The most recent of these has really developed just since the 1970’s. These are martial activities. Whole martial schools have developed: to provide a place for individuals and families to exercise and learn some basic self-defense and, to provide a sense of discipline that has begun to fade in our society. Some of these dojo have after-school programs for children and even provide transportation. Some provide a wide range of activities, including: kick boxing, weight training, martial aerobics, weapons, grappling, etc. Parents and children can do these activities together, providing family time and bonding relationships. This is probably the most positive development for martial awareness in current culture. The only way for the average American to be unaware of martial activities is to avoid TV and all of popular culture. It has become very socially acceptable to be a martial activity student.

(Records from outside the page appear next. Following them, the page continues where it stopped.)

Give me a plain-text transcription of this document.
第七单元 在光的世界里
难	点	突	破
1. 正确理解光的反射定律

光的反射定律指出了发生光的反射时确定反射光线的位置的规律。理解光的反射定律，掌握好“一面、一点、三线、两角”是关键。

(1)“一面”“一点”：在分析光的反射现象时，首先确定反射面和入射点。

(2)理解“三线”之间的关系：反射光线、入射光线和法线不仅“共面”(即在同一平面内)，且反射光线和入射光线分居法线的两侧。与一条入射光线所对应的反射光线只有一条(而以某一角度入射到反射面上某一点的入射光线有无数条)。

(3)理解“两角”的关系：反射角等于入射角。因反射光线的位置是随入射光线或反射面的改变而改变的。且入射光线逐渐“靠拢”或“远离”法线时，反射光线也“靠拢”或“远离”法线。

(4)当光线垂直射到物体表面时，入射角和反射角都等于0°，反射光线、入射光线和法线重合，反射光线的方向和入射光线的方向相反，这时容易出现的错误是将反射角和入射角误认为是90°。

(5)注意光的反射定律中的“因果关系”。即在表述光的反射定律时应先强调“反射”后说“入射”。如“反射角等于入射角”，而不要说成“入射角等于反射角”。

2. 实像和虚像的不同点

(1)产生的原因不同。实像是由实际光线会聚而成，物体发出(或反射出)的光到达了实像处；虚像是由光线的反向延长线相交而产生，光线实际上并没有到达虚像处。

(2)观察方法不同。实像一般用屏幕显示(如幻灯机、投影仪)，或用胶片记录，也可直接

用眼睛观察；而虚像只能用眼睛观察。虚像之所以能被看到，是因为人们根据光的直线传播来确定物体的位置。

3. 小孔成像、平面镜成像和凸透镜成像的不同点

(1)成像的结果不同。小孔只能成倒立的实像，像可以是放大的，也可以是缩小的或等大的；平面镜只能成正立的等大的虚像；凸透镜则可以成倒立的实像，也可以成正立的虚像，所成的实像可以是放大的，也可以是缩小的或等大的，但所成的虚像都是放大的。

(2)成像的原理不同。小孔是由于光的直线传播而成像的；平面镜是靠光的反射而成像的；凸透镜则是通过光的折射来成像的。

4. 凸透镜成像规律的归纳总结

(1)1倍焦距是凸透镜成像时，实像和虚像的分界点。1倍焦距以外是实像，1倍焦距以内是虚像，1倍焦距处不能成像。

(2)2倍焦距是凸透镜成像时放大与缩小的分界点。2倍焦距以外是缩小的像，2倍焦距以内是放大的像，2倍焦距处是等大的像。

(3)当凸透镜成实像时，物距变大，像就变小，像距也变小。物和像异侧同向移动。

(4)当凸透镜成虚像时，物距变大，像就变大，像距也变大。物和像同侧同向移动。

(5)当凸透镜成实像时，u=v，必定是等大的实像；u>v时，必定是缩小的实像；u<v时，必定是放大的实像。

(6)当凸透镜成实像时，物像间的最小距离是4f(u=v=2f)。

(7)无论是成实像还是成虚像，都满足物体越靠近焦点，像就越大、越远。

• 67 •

And then there are martial sports. There have always been contests between martial artists throughout history. Most of these ended in death of one or both of the participants. After the end of World War II, martial sports began to develop and to compete with other sports for their continued existence. Rules for contests, proper techniques to win, and having a sportsman attitude all became priorities. Sports have fans, coaches, trainers, a lot of support personnel and, of course, sportsmen (and women, and now even children). Martial sports have become an industry. They are based out of martial schools that practice all of the other martial activities. But some schools really emphasize the competition. This is not bad in itself, but like all sports, there is a finite time limit for a competitive athlete. Then what? Does the martial sportsman become a teacher, or just retire?

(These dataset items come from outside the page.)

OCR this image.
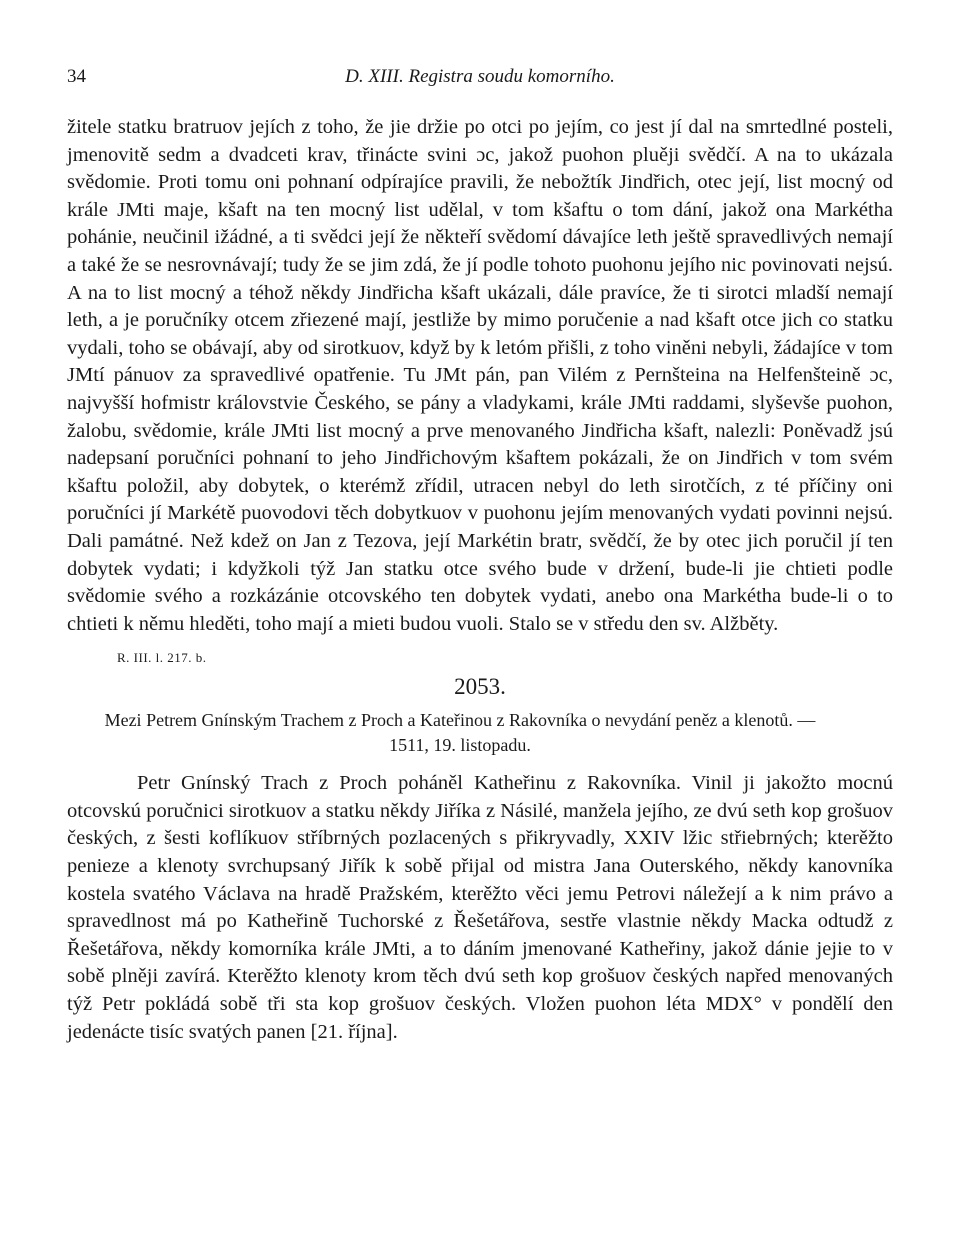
34	D. XIII. Registra soudu komorního.

žitele statku bratruov jejích z toho, že jie držie po otci po jejím, co jest jí dal na smrtedlné posteli, jmenovitě sedm a dvadceti krav, třinácte svini ɔc, jakož puohon pluěji svědčí. A na to ukázala svědomie. Proti tomu oni pohnaní odpírajíce pravili, že nebožtík Jindřich, otec její, list mocný od krále JMti maje, kšaft na ten mocný list udělal, v tom kšaftu o tom dání, jakož ona Markétha pohánie, neučinil ižádné, a ti svědci její že někteří svědomí dávajíce leth ještě spravedlivých nemají a také že se nesrovnávají; tudy že se jim zdá, že jí podle tohoto puohonu jejího nic povinovati nejsú. A na to list mocný a téhož někdy Jindřicha kšaft ukázali, dále pravíce, že ti sirotci mladší nemají leth, a je poručníky otcem zřiezené mají, jestliže by mimo poručenie a nad kšaft otce jich co statku vydali, toho se obávají, aby od sirotkuov, když by k letóm přišli, z toho viněni nebyli, žádajíce v tom JMtí pánuov za spravedlivé opatřenie. Tu JMt pán, pan Vilém z Pernšteina na Helfenšteině ɔc, najvyšší hofmistr královstvie Českého, se pány a vladykami, krále JMti raddami, slyševše puohon, žalobu, svědomie, krále JMti list mocný a prve menovaného Jindřicha kšaft, nalezli: Poněvadž jsú nadepsaní poručníci pohnaní to jeho Jindřichovým kšaftem pokázali, že on Jindřich v tom svém kšaftu položil, aby dobytek, o kterémž zřídil, utracen nebyl do leth sirotčích, z té příčiny oni poručníci jí Markétě puovodovi těch dobytkuov v puohonu jejím menovaných vydati povinni nejsú. Dali památné. Než kdež on Jan z Tezova, její Markétin bratr, svědčí, že by otec jich poručil jí ten dobytek vydati; i kdyžkoli týž Jan statku otce svého bude v držení, bude-li jie chtieti podle svědomie svého a rozkázánie otcovského ten dobytek vydati, anebo ona Markétha bude-li o to chtieti k němu hleděti, toho mají a mieti budou vuoli. Stalo se v středu den sv. Alžběty.

R. III. l. 217. b.
2053.
Mezi Petrem Gnínským Trachem z Proch a Kateřinou z Rakovníka o nevydání peněz a klenotů. — 1511, 19. listopadu.

Petr Gnínský Trach z Proch poháněl Katheřinu z Rakovníka. Vinil ji jakožto mocnú otcovskú poručnici sirotkuov a statku někdy Jiříka z Násilé, manžela jejího, ze dvú seth kop grošuov českých, z šesti koflíkuov stříbrných pozlacených s přikryvadly, XXIV lžic střiebrných; kterěžto penieze a klenoty svrchupsaný Jiřík k sobě přijal od mistra Jana Outerského, někdy kanovníka kostela svatého Václava na hradě Pražském, kterěžto věci jemu Petrovi náležejí a k nim právo a spravedlnost má po Katheřině Tuchorské z Řešetářova, sestře vlastnie někdy Macka odtudž z Řešetářova, někdy komorníka krále JMti, a to dáním jmenované Katheřiny, jakož dánie jejie to v sobě plněji zavírá. Kterěžto klenoty krom těch dvú seth kop grošuov českých napřed menovaných týž Petr pokládá sobě tři sta kop grošuov českých. Vložen puohon léta MDX° v pondělí den jedenácte tisíc svatých panen [21. října].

And now we come to the martial arts. By this, I am referring to martial methods that do not embrace sports or an activity for the family or for a healthy lifestyle. Traditionally, martial arts were meant to kill people. These were military arts on the whole, or practiced by families to ensure survival. The U.S. Military and ISIS both practice martial arts. Martial Arts can be used for good or evil. Martial arts techniques are not taught for sport or for discipline. They are used to cause intentional harm to other human beings. When I was learning Judo, I was taught to do the least possible harm. Restraint and arrest techniques were emphasized. While studying Aiki-Jujitsu, I was taught how to kill and to take prisoners. As one of my instructors said, “Arresting someone is difficult. You are not trying to hurt them. Taking a prisoner in combat is easier, they just have to be able to walk and answer questions during interrogation. They don’t need arms for that. Killing is the easiest. But you have to live with it.” Pretty grim.
These three types of martial methods tend to blend martial arts schools in the modern world. A school that is mostly about families and children will usually have a sports component and even an emphasis on self-defense (at least for the female students). Other schools are more sports oriented, but will have the other aspects. And, a few very traditional schools will also allow for sports (a little) and for families.
Let me address one last area of martial methods. The MMA (mixed martial arts) are sports. They are a very dangerous sport and are usually practiced in an even more un-Christian manner than most. There are Christians in MMA, but relatively few. It is not an activity that lends itself to humility.